Взяв его лицо в ладони, она рыдая прошептала:

— Уже можно встать. Пожалуйста, Дэш… Пожалуйста, встань…

Веки его затрепетали, губы зашевелились.

— Хани…

Он выдохнул ее имя со страшным хрипом.

— Не говори ничего. Господи, пожалуйста, только не говори…

Его глаза впились в ее лицо, глаза, полные любви и побелевшие от боли.

— Так я и знал, что… разобью… твое… сердце, — задыхаясь, выговорил он.

И его лежащая на асфальте рука безвольно разжалась.

У нее вырвался нечеловеческий, душераздирающий вопль. По траурно-черному асфальту растеклась ярко-красная кровь. На нее смотрели его глаза, широко раскрытые, но невидящие.

Один из членов группы дотронулся до нее, но Хани сбросила его руку.

Она баюкала на коленях голову своего мужа, гладила щеку,

укачивала его и шептала:

— Ты… поправишься. У тебя же все в порядке… Мой дорогой… Мой родной… ковбой.

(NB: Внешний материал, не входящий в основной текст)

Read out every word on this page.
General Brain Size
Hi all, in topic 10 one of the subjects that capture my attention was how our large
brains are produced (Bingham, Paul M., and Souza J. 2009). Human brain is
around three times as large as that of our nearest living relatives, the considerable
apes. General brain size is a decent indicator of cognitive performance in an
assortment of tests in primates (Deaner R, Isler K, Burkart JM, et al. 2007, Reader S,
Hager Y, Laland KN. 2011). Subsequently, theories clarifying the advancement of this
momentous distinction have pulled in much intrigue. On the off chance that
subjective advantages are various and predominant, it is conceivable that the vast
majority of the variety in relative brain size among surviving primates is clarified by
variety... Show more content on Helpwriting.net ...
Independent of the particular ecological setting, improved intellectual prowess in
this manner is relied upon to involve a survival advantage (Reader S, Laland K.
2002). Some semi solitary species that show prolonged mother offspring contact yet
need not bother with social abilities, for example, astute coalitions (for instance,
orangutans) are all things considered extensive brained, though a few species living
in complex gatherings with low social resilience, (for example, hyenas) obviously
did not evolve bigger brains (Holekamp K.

Его теплая кровь уже насквозь промочила юбку, и бедра стали липкими. А она все укачивала его:

— Я люблю тебя, дорогой мой. Я… буду любить тебя… вечно. — Зубы лязгали, все ее тело била крупная дрожь. — Ничего плохого не случится. Ничего. Ты же герой. А герои никогда…

Хани покрывала поцелуями его лоб. Концы ее волос погружались в его кровь; вкус крови ощущался на губах. Хани шептала, что он не должен умирать. Это она должна была умереть вместо него. Это она должна была занять его место. Бог должен это понять. Сценаристы все исправят. Она гладила его волосы. Целовала его губы.

— Хани… — Один из мужчин прикоснулся к ее плечу. Она подняла голову с искаженным от ярости лицом:

— Убирайся! Убирайтесь все! С ним все в порядке!

Мужчина покачал головой, щеки его были мокрыми от слез.

— Хани, ничего не поделаешь, Дэш мертв.

Она крепче притянула голову мужа к своей груди и прижалась щекой к его волосам. Она говорила и говорила, не в силах сдержать поток слов:

— Вы ошибаетесь! Как вам непонятно? Герой не может умереть! Он же не может, глупцы! Нельзя нарушать правила! Разве вы не знаете? Герои никогда не умирают!

Потребовались три санитара, чтобы оттащить ее от безжизненного тела Дэша Кугана.

Глава 22

В комнате было душно, но Хани лежала на постели, завернувшись в старую кожаную куртку Дэша. Под курткой чулки прилипли к ногам, а черное платье, надетое на похороны, взмокло от пота. Она зарылась лицом в воротник куртки. Он хранил запах Дэша.

Ее шеи мягко коснулись концы чьих-то волос, но Хани не обратила на это внимания. Пришла и ушла Лиз. Она принесла тарелку с едой, которую Хани не могла есть, и пыталась уговорить ее провести несколько недель в бунгало на побережье, потому что ей не следует оставаться одной. Но Хани хотелось остаться одной, потому что тогда она могла бы ощутить Дэша.

Она плотнее завернулась в куртку и крепко закрыла глаза.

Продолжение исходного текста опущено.